We recommend creating a conda environment to manage the dependencies. First install Anaconda if it is not already installed. Then, clone this pria_lifechem repository:

git clone https://github.com/gitter-lab/pria_lifechem.git
cd pria_lifechem

Create and activate a conda environment named pria using the conda_env.yml file:

conda env create -f conda_env.yml
source activate pria

Finally, install pria_lifechem with pip.

pip install -e .

To use the package again later, use source activate pria to re-activate the conda environment. The package is only currently supported for Linux. The conda environment provided does not include a Theano GPU backend. To use Theano with a GPU, see the Theano guide.

The IRV models were trained using a customized fork of DeepChem. See the separate installation instructions in that repository.

Note: Random Forest results in the paper were obtained using Python 3.4 and sklearn=0.18.1. The random forest code is still compatible with conda_env.yml, but the results may differ due to different versions.

dataset

The dataset subdirectory contains a description of the expected file format and an example dataset that has been split into five folds.

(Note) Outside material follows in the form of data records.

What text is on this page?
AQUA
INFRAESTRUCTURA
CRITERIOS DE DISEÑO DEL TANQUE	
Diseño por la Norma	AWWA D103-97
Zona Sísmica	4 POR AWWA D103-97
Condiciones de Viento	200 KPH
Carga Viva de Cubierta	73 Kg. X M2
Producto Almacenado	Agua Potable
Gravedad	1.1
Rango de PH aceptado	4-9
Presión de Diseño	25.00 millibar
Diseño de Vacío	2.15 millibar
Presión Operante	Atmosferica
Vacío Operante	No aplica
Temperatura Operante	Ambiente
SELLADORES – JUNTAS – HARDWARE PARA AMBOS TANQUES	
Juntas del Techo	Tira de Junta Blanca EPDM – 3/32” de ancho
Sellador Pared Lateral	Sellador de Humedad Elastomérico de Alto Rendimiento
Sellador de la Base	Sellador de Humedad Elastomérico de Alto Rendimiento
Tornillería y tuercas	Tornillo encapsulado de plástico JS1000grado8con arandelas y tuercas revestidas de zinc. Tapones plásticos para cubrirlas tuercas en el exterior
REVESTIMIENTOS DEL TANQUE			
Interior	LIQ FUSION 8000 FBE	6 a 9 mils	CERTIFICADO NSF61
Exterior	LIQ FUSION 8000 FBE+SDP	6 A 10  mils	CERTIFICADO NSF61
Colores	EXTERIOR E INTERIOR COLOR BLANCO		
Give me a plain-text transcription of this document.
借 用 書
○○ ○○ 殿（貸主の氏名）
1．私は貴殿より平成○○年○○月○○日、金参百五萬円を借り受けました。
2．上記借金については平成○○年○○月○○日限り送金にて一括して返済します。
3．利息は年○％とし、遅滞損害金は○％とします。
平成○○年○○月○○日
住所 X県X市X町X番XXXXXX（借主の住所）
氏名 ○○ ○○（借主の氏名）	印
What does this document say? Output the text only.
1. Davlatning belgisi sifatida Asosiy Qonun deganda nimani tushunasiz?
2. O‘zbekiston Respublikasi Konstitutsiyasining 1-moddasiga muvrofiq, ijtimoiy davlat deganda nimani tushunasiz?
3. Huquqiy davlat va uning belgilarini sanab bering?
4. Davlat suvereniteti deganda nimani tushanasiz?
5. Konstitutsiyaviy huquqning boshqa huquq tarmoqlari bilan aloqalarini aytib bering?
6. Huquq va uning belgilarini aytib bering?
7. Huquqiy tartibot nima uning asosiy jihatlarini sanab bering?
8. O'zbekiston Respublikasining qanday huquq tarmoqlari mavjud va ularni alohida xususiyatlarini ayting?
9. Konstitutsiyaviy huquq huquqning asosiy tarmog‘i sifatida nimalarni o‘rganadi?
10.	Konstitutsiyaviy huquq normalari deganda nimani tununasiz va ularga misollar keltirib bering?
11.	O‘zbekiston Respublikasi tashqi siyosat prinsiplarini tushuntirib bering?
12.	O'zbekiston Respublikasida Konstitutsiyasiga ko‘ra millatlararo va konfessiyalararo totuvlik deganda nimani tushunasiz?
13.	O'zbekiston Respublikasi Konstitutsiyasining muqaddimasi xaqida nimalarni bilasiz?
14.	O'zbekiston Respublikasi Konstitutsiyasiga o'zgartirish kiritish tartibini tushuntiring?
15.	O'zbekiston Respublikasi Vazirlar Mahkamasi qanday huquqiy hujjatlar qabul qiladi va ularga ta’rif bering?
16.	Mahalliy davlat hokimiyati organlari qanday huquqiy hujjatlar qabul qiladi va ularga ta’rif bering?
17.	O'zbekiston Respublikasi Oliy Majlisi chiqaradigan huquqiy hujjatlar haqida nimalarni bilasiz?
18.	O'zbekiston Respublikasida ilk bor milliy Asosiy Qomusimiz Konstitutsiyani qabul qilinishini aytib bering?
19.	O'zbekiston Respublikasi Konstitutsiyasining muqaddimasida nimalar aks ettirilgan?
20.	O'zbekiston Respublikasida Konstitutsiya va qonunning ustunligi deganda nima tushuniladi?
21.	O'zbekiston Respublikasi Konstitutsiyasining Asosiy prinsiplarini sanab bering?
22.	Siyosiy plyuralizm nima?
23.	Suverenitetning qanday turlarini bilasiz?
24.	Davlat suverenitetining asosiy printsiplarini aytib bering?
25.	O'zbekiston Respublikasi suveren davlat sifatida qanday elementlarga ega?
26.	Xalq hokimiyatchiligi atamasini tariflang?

The complete high-throughput screening data are available on PubChem (AID:1272365 and AID:1159607). Pre-processed, merged versions of the data are available on Zenodo (doi:10.5281/zenodo.1411506). The Zenodo files are:

pria_rmi_cv.tar.gz: The LifeChem compounds used for cross validation with PriA-SSB and RMI-FANCM split into five folds.
pria_rmi_pcba_cv.tar.gz: These same compounds merged with 128 tasks from PubChem split into five folds.
pria_prospective.csv.gz: The separate LifeChem compounds used for prospective testing with PriA-SSB.

pria_lifechem

The pria_lifechem subdirectory contains:

scripts to prepare and load datasets
a script to evaluate trained models
a models subdirectory with code and instructions for training models
an analysis subdirectory to reproduce figures from the manuscript

json

The json subdirectory contains json config files with the model hyperparameters.

output

The output subdirectory contains scripts for post-processing the output files.